Fig. 36. Palmately compound leaf, the five leaflets all arising from the tip of the common leafstalk. Fig. 37. Pinnately compound leaf, the leaflets arising from the sides of the common leafstalk. Fig 38. A parallel-veined leaf. All the other leaves figured are netted-veined.
While leaves are literally factories in which one of the most wonderful things in the world is produced, it is so much a part of what plants do or their behavior that the story of it will be given in the chapter on Plant Behavior. Sunlight is absolutely necessary for the process, and to reach this sunlight leaves are attached to their stems in a variety of ways. Some are always opposite each other, as in the common privet, lilac, or honeysuckle; others always alternate, as in the mustard or the rose. There are many variations of these simple arrangements, but in every case the process results in giving each leaf the utmost exposure to the light without which the plant must wither and die. So vital is this exposure to light that in some plants parts of the leaves produce tendrils, as in the case of peas, in order that some near-by support may be used. In one African relative of our lily, this change of leaf form has been so great that its long slender leaf tip is wonderfully adapted to reaching up and catching by its curved tip some support to lift it from the gloom of the tropical forest floor.

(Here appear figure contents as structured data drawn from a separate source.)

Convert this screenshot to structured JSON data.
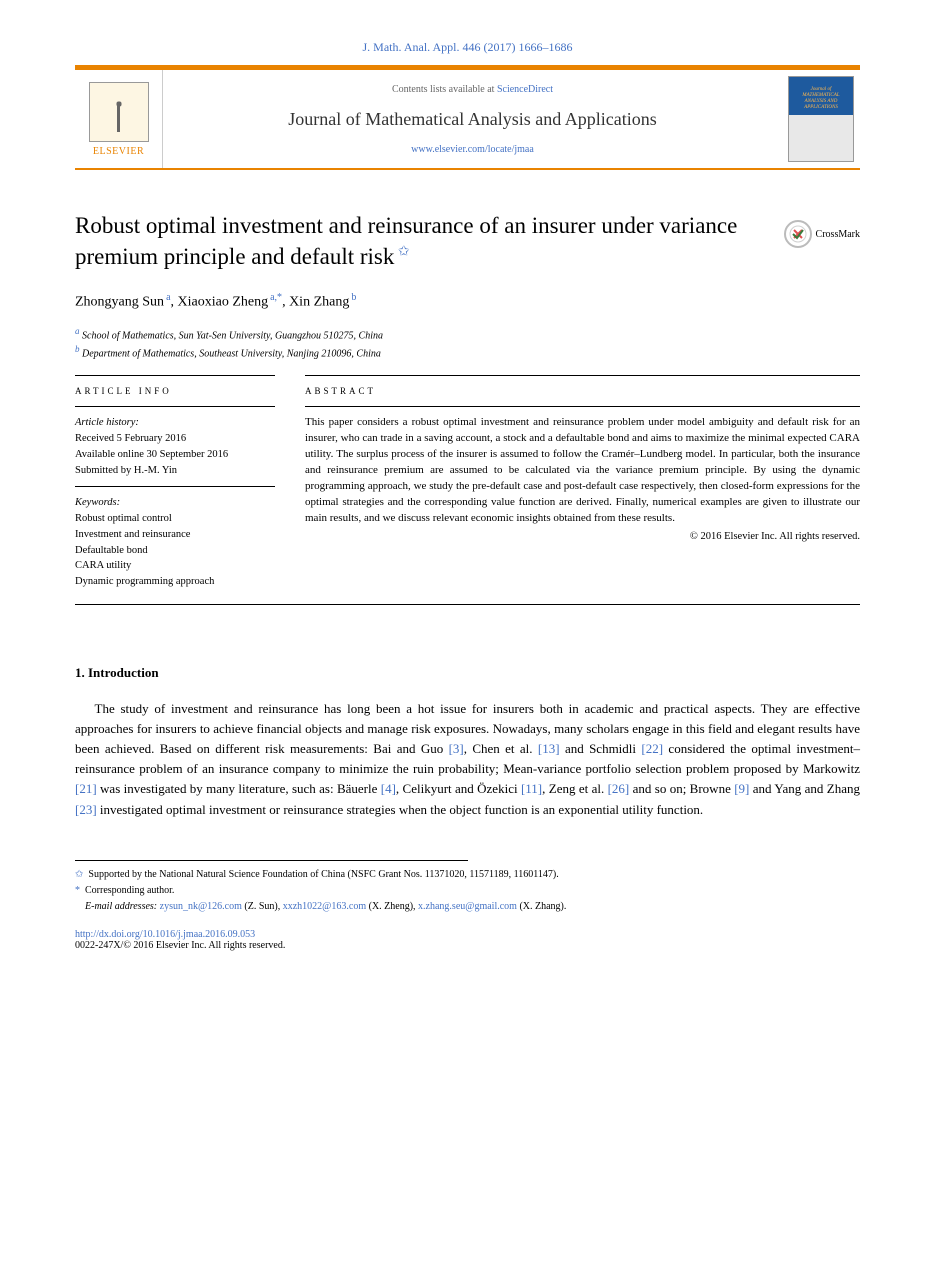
{
  "header": {
    "journal_ref": "J. Math. Anal. Appl. 446 (2017) 1666–1686",
    "contents_prefix": "Contents lists available at ",
    "contents_link": "ScienceDirect",
    "journal_name": "Journal of Mathematical Analysis and Applications",
    "locate_url": "www.elsevier.com/locate/jmaa",
    "publisher": "ELSEVIER",
    "cover_text": "Journal of MATHEMATICAL ANALYSIS AND APPLICATIONS"
  },
  "article": {
    "title": "Robust optimal investment and reinsurance of an insurer under variance premium principle and default risk",
    "crossmark": "CrossMark",
    "authors_html": [
      {
        "name": "Zhongyang Sun",
        "aff": "a"
      },
      {
        "name": "Xiaoxiao Zheng",
        "aff": "a,*"
      },
      {
        "name": "Xin Zhang",
        "aff": "b"
      }
    ],
    "affiliations": [
      {
        "marker": "a",
        "text": "School of Mathematics, Sun Yat-Sen University, Guangzhou 510275, China"
      },
      {
        "marker": "b",
        "text": "Department of Mathematics, Southeast University, Nanjing 210096, China"
      }
    ]
  },
  "info": {
    "label": "ARTICLE INFO",
    "history_label": "Article history:",
    "received": "Received 5 February 2016",
    "online": "Available online 30 September 2016",
    "submitted": "Submitted by H.-M. Yin",
    "keywords_label": "Keywords:",
    "keywords": [
      "Robust optimal control",
      "Investment and reinsurance",
      "Defaultable bond",
      "CARA utility",
      "Dynamic programming approach"
    ]
  },
  "abstract": {
    "label": "ABSTRACT",
    "text": "This paper considers a robust optimal investment and reinsurance problem under model ambiguity and default risk for an insurer, who can trade in a saving account, a stock and a defaultable bond and aims to maximize the minimal expected CARA utility. The surplus process of the insurer is assumed to follow the Cramér–Lundberg model. In particular, both the insurance and reinsurance premium are assumed to be calculated via the variance premium principle. By using the dynamic programming approach, we study the pre-default case and post-default case respectively, then closed-form expressions for the optimal strategies and the corresponding value function are derived. Finally, numerical examples are given to illustrate our main results, and we discuss relevant economic insights obtained from these results.",
    "copyright": "© 2016 Elsevier Inc. All rights reserved."
  },
  "body": {
    "heading": "1. Introduction",
    "paragraph": "The study of investment and reinsurance has long been a hot issue for insurers both in academic and practical aspects. They are effective approaches for insurers to achieve financial objects and manage risk exposures. Nowadays, many scholars engage in this field and elegant results have been achieved. Based on different risk measurements: Bai and Guo [3], Chen et al. [13] and Schmidli [22] considered the optimal investment–reinsurance problem of an insurance company to minimize the ruin probability; Mean-variance portfolio selection problem proposed by Markowitz [21] was investigated by many literature, such as: Bäuerle [4], Celikyurt and Özekici [11], Zeng et al. [26] and so on; Browne [9] and Yang and Zhang [23] investigated optimal investment or reinsurance strategies when the object function is an exponential utility function.",
    "citations": [
      "[3]",
      "[13]",
      "[22]",
      "[21]",
      "[4]",
      "[11]",
      "[26]",
      "[9]",
      "[23]"
    ]
  },
  "footnotes": {
    "funding_marker": "✩",
    "funding": "Supported by the National Natural Science Foundation of China (NSFC Grant Nos. 11371020, 11571189, 11601147).",
    "corresponding_marker": "*",
    "corresponding": "Corresponding author.",
    "email_label": "E-mail addresses:",
    "emails": [
      {
        "addr": "zysun_nk@126.com",
        "who": "(Z. Sun)"
      },
      {
        "addr": "xxzh1022@163.com",
        "who": "(X. Zheng)"
      },
      {
        "addr": "x.zhang.seu@gmail.com",
        "who": "(X. Zhang)"
      }
    ]
  },
  "doi": {
    "url": "http://dx.doi.org/10.1016/j.jmaa.2016.09.053",
    "issn_line": "0022-247X/© 2016 Elsevier Inc. All rights reserved."
  },
  "colors": {
    "accent_orange": "#e98300",
    "link_blue": "#4472c4",
    "cover_blue": "#1e5a9e",
    "text": "#000000",
    "bg": "#ffffff"
  }
}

Looking down from above on any small plant or bush, or from the sky on a forest, about all that can be seen are the thousands of leaves, all so arranged that it is as though some celestial photographer asked every one of them to so place themselves that they would all be “in the picture.” The competition between leaves on the same plant and between leaves on rival plants is infinitely keener than the friendly pushing of a crowd to get in a picture, and it lasts forever. Furthermore, failure to get in means certain death. So intricate is the method of leaf arrangement, so marvelous the adjustments that all plants must make to insure ample light, that it is not inaptly called leaf mosaic. As we shall see in the chapter on Plant Distribution, particularly in forests, certain variations or partial failures of the process have far-reaching results.